Rendez-vous (The shop around the corner)
Ernst Lubitsch (1940)
Lubitsch est surtout connu en France pour ses comédies sophistiquées et piquantes situées dans des milieux aisés, dilettantes et oisifs (comme "Haute pègre (1932)", "La Huitième femme de Barbe Bleue (1938)", "Le Ciel peut attendre (1943)", "Sérénade à trois (1933)" etc.) Mais c'est à une autre veine, plus sociale et humaniste qu'appartient "The shop around the corner" qui après une discrète sortie en 1945 fut invisible en France jusqu'en 1986 avant de connaître un triomphe lors de sa ressortie (sous son titre original) au cinéma "Action Christine" à Paris.

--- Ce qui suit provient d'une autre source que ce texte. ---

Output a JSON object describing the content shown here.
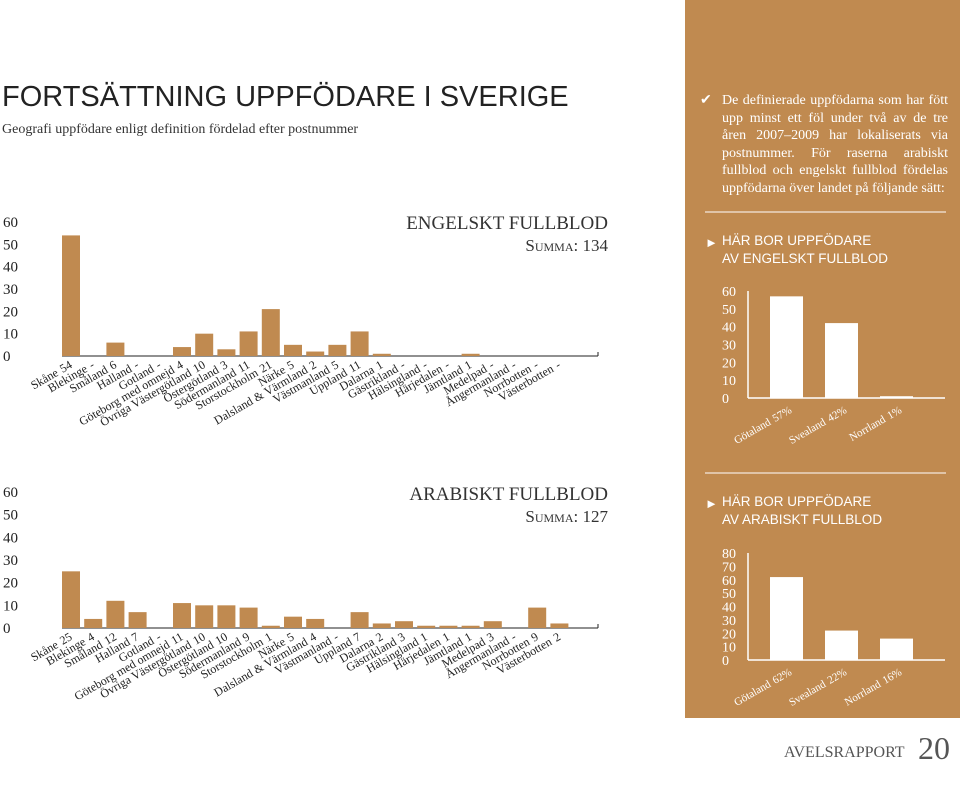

"The shop around the corner" (l'ayant moi-même découvert sous son titre en VO j'ai beaucoup de mal à employer le titre français "Rendez-vous") est l'adaptation d'une pièce de théâtre de Miklós László, "Parfumerie". Cette origine théâtrale est très palpable dans le film (unité de lieu, décors de cartons pâte) car c'est l'univers dont Lubitsch est issu et qu'il maîtrise sur le bout des doigts avec notamment un sens du rythme imparable et des dialogues parfaitement ciselés. Il lui rendra d'ailleurs un hommage éclatant deux ans plus tard avec l'un de ses films les plus célèbres "Jeux dangereux (1942)" qui lui aussi est plus connu sous son titre original "To be or not to be (1942)".
D'autre part le film se déroule dans un milieu beaucoup plus modeste que celui que Lubitsch a l'habitude de montrer, celui d'une boutique de maroquinerie à Budapest où cohabitent un patron dépressif et des employés précarisés par la peur du chômage et de la misère. Une misère qui n'est pas seulement matérielle mais aussi sentimentale. Lubitsch délaisse le cynisme qu'il emploie lorsqu'il dépeint la haute société pour un humanisme proche du style de Frank CAPRA. La comparaison est d'autant plus pertinente que Lubitsch emprunte pour le rôle majeur d'Alfred Krulik, James STEWART dans un rôle très proche de ceux dans lesquels il a joué pour Frank CAPRA .
La boutique de Hugo Matuschek (Frank MORGAN) où se déroule l'histoire apparaît comme un refuge. Elle abrite une petite communauté soudée et chaleureuse, capable de surmonter les épreuves grâce à l'entraide entre ses membres. Seul celui qui sème la discorde (Joseph SCHILDKRAUT) finit par être impitoyablement chassé. Epreuves externes mais surtout internes car les personnages principaux, complexes et nuancés ont une tendance autodestructrice assez affirmée. Le quiproquo qui occupe une place centrale dans le film n'est qu'un paravent comique qui dissimule la difficulté à entrer en contact et communiquer. La relation filiale entre Matuschek et Krulik ainsi que la relation amoureuse entre Krulik et Klara Novak (Margaret SULLAVAN) se construisent dans la douleur, l'humour n'étant que la politesse du désespoir.